Louder, and bigger, and filled with so many unfamiliar faces that it made her stomach twist and her fingers twitch at the hem of her sleeve nervously.
But Charles had promised. “Stay with me, ma chérie. I won’t let you out of my sight.” And so far, he’d kept his word. His hand was still wrapped around hers, warm, steady, safe, as he guided her through the crowded areas.
“Okay, that’s the Ferrari garage just there,” he said, slowing to a stop in front of the bright red blur of it all. “Looks very cool, no?”
She nodded, wide-eyed. She was wearing one of her brother’s vintage Ferrari jackets. It hung off of her, but it was so cosy. “It’s huge.”
“You’re tiny, so everything feels huge.”
She elbowed him in the ribs—lightly, but enough to make him laugh.
Then a voice called out from behind them.
“No way. Is this the famous baby Leclerc?”
She turned just as a grinning man in a blinding McLaren kit jogged over.
Oh. Lando.
She knew him from the races, obviously. But also from the YouTube videos Charles let her watch—usually late at night with popcorn when they were supposed to be asleep.
“Hi,” she said shyly.
Lando crouched slightly to meet her height, even though he was only an inch or two taller than she was. “Hi! I thought Charles had made you up to win sympathy points.”
She blinked at him.
“I do not need sympathy points,” Charles deadpanned.
“You do when you qualify P19.”
“Lando.” He cursed.
She giggled.
And the nerves began to fade.
—
By the time Max had given her a familiar fist bump and George offered her a sip of his iced coffee (“you’re a child, you don’t need caffeine,” Charles had immediately protested), she was smiling for real.

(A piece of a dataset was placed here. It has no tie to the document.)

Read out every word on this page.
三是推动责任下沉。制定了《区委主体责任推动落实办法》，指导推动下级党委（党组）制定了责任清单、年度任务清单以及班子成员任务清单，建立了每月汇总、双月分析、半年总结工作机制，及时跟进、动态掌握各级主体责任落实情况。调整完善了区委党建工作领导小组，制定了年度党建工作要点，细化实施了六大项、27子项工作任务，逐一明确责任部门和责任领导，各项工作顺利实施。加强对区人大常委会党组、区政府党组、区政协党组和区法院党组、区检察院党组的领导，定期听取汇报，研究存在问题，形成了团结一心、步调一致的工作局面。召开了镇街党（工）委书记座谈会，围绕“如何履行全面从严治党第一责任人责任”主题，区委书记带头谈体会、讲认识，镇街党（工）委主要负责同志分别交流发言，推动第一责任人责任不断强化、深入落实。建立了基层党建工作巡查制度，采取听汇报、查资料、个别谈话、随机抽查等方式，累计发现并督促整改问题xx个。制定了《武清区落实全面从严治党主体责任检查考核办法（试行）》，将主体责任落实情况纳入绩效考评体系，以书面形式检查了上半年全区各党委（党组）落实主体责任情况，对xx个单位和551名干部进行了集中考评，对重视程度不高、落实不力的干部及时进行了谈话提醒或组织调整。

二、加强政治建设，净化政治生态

She sat in the Ferrari hospitality with Carlos, who insisted she try every flavour of Italian cookie, and played Mario Kart with Mick on her switch that Charles had remembered to stuff into her backpack.
Every time Charles glanced her way, she was either laughing or quietly watching everything, soaking it all in with a curiosity that reminded him so painfully of when she first moved in with him—wide-eyed, unsure, but eager to belong.
“You okay?” He asked as they walked back to the motorhome after lunch.
She looked up at him, cheeks flushed from the sun. Sunblock, he thought with a self-deprecating frown. That’s what he’d forgotten. “I really love it here.” She whispered.
He smiled so wide it hurt.
“Good,” he said, tugging her hood up over her head. Sun protection. “Because you’re stuck with me now. Forever. So you’ll probably spend more time at tracks like this than at school — but we won’t tell anyone that.”
She rolled her eyes but leaned into his side anyway.
And when the race ended hours later—when she waited at the back of the garage, clutching a team radio and bouncing on her toes as he stepped out of the car, sweaty and grinning and exhausted—he didn’t hesitate.
Helmet off. Arms open.
She ran straight into them.
“P2,” he said breathlessly into her hair. “For you.”
She beamed up at him. “I want to see you win, though!”
Charles blinked. Laughed. Shook his head. “Ah. Okay. You are definitely my sister.”